In a common computing session, on almost any but the most ancient personal computer, the first requirement is usually the "logging in". Almost anybody tries to skip this annoying, yet very important step. Only in a single computer, single user, non-connected computer environment this login may be unnecessary. In any other computing situation, however this "annoying" login procedure can be a much-unappreciated true lifesaver. But this great benefit is realized only after its importance becomes clear.
Quite regretfully, anybody I know of ignores the significance of the careful selection of good passwords. Older folks are much more careless with their passwords then computer savvy younger ones. Usually it happens that way, because selecting of a truly useful password requires some careful and premeditated thought process.
Almost any network host is outfitted with a password-checking, dictionary comparing software. These programs are also the most popular and often used hacker tools. Some of this software tools are so clever that even misspelled or slightly modified words are quickly detected. The purpose of such computer programs is to find and disallow weak user password selections. Weak passwords are names and words contained in published dictionaries in any known languages!
The most horrible looking garbled character strings usually makes the best passwords. Unfortunately for ordinary humans, those are the also the hardest to remember. The password "P7qR{9-x" is a strong password made up of a random character string, it has no meaning in any languages, therefore it does NOT appear in any dictionary. This kind of passwords are usually computer generated and assigned to new user accounts. In almost all computing environments passwords are always case sensitive. For a computer the words "User" and "user" are two distinctly separate entries.

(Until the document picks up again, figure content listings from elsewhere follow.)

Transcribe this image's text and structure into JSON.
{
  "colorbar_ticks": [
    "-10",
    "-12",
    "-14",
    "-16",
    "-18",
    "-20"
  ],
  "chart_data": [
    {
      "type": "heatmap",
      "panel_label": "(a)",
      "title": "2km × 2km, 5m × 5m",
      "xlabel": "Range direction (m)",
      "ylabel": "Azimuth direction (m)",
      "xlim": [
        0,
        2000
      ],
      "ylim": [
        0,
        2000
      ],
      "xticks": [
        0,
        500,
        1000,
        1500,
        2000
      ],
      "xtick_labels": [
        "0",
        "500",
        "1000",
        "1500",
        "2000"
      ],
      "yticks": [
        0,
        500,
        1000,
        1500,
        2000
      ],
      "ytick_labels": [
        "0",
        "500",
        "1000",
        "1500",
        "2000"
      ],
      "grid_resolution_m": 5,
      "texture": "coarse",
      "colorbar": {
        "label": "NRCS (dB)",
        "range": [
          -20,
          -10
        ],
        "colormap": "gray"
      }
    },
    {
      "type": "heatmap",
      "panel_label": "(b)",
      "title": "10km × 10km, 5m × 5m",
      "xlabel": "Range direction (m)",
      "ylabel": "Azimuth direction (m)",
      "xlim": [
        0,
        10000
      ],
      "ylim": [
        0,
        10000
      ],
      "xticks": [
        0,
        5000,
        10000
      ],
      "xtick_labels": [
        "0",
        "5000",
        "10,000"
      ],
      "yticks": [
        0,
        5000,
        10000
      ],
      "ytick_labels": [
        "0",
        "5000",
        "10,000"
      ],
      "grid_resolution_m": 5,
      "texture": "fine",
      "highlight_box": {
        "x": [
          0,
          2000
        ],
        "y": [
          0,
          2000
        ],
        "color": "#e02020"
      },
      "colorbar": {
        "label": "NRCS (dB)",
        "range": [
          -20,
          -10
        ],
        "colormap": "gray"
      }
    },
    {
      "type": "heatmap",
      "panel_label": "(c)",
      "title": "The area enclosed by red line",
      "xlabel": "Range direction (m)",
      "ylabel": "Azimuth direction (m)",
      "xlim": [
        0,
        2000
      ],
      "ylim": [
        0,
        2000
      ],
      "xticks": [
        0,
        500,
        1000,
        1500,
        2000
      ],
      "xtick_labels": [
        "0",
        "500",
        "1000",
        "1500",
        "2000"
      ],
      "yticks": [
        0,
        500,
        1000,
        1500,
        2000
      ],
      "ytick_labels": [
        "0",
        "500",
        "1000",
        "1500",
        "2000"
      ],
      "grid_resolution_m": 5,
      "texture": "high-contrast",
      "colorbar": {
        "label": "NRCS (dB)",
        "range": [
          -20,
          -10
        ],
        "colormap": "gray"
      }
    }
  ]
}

Usually they seldom have a long life as the new accountholder quickly changes them to something trivial like "dog", "cat" or Willie".
Because of old conventions in computer evolution, passwords are usually limited in length to eight to ten characters. Naturally the longer is this password character string, the harder it is to break it. Also helps if it does not have within it repetitious characters. A password like "001122", or "abccba" is reducible to only three distinct characters, therefore it should be avoided. Equally bad choices of words are simple names and predictable number sequences like "0123".
When a password is written down, it looses some of its magic power. Not only access to the written record is hard to control, but also the user can't find it when it is most needed. Clearly a good compromise is required. The easy to remember common word when augmented with some judiciously selected control characters and numbers would be such a powerful compromise. A "User07x" is not that hard to remember. And when that zero is written as "User()7x" the password becomes that much stronger.